C’est pourquoi les parlements actuels, actuellement contrôlés par le FMI et l’Europe des banques, se sont transformés en organes du nouveau totalitarisme. Il n’y a donc aucune résistance à attendre de la part de ces systèmes de pouvoir. Les forces qui veulent s’opposer dans ces nouvelles circonstances doivent centrer leur action sur une présence physique au sein
du peuple.

À la lumière de l’expérience que mon pays a tirée de la présence de la troïka ces deux dernières années et demi, force est de constater qu’un contrôle étranger sur l’économie et le gouvernement nous impose les conditions d’une occupation étrangère. C’est pourquoi la résistance du peuple doit prendre les formes d’une lutte de libération. Notre arme est la résistance active du peuple uni, la clé de notre action est donc l’unité patriotique du peuple.

Comme c’est maintenant le peuple, dans son ensemble, qui est affecté, la forme de l’unité doit transcender les différences de classe, idéologiques et politiques : autrement dit, elle doit être national-patriotique.
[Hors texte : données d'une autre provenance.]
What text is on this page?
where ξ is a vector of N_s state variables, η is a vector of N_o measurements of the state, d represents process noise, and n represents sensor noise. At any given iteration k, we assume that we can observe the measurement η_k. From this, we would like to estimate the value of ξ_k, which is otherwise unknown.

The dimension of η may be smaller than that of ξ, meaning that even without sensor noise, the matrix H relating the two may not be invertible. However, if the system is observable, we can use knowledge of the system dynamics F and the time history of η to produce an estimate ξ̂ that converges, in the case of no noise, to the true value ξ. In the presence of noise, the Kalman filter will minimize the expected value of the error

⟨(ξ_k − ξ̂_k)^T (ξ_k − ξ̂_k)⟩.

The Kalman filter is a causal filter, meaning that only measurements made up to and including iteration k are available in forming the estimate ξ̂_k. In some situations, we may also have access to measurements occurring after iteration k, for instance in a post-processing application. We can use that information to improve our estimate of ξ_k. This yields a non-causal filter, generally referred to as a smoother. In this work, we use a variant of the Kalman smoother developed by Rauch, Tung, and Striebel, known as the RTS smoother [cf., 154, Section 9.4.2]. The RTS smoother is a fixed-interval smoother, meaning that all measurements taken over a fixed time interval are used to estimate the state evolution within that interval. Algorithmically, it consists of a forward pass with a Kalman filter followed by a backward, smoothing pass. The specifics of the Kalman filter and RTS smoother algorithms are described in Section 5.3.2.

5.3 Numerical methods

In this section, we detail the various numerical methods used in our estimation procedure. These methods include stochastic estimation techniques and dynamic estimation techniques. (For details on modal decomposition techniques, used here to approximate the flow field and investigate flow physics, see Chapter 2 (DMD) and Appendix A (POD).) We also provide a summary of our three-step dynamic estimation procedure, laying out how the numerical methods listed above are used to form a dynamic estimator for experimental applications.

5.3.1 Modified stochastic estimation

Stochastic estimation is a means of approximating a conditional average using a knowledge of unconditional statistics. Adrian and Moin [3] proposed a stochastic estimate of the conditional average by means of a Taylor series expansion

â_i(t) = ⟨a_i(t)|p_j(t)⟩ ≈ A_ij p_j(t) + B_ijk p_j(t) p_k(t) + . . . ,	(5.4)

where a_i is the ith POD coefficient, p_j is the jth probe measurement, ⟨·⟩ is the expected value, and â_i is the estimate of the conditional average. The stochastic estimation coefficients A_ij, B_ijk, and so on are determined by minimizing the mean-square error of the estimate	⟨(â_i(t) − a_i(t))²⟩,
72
Quand un peuple ne mobilise pas toutes ses forces, sans exception aucune, face à la tornade des forces de la mondialisation, il est perdu.

En effet, l’attaque, dont l’argent est l’arme, est bien plus violente et efficace que toute forme de force policière ou militaire. C’est une attaque contre le citoyen dans son intégralité, contre l'intégrité, non seulement de son corps, mais aussi de son esprit et de son âme. Comme lors des expériences de Cameron, que décrit Naomi Klein, où cinquante électrochocs effaçaient du cerveau la mémoire et, avec elle, la personnalité. Par le choc du chômage, de la
misère et de la peur, l’argent annihile l’individualité et la personnalité du citoyen et détruit le tissu social qui constitue la forme et le contenu de l’« État-nation-peuple ».

Il est donc nécessaire que chaque peuple réussisse à mobiliser l’ensemble des forces à sa disposition : la tradition, l’histoire, les sciences, l’art, la culture, la richesse nationale et le potentiel de développement. Ainsi, le mouvement national-patriotique sera en position de force pour résister, isoler les forces qui servent le nouveau totalitarisme ou persistent à ignorer le danger qu’il représente. Il pourra approfondir l’union du peuple et conduire vers un niveau
toujours plus élevé de force et de détermination, tout en renforçant le modèle d’une nouvelle société dans le cadre d’une patrie entièrement libérée.

La création d’un front uni de résistance des peuples d’Europe entraînerait
naturellement la défaite totale des forces de l’invasion destructrice et la création d’une Europe des peuples, de la paix et du progrès. Cette Europe aurait une force et un rayonnement tels qu’elle pourrait jouer un rôle de chef de file au niveau international.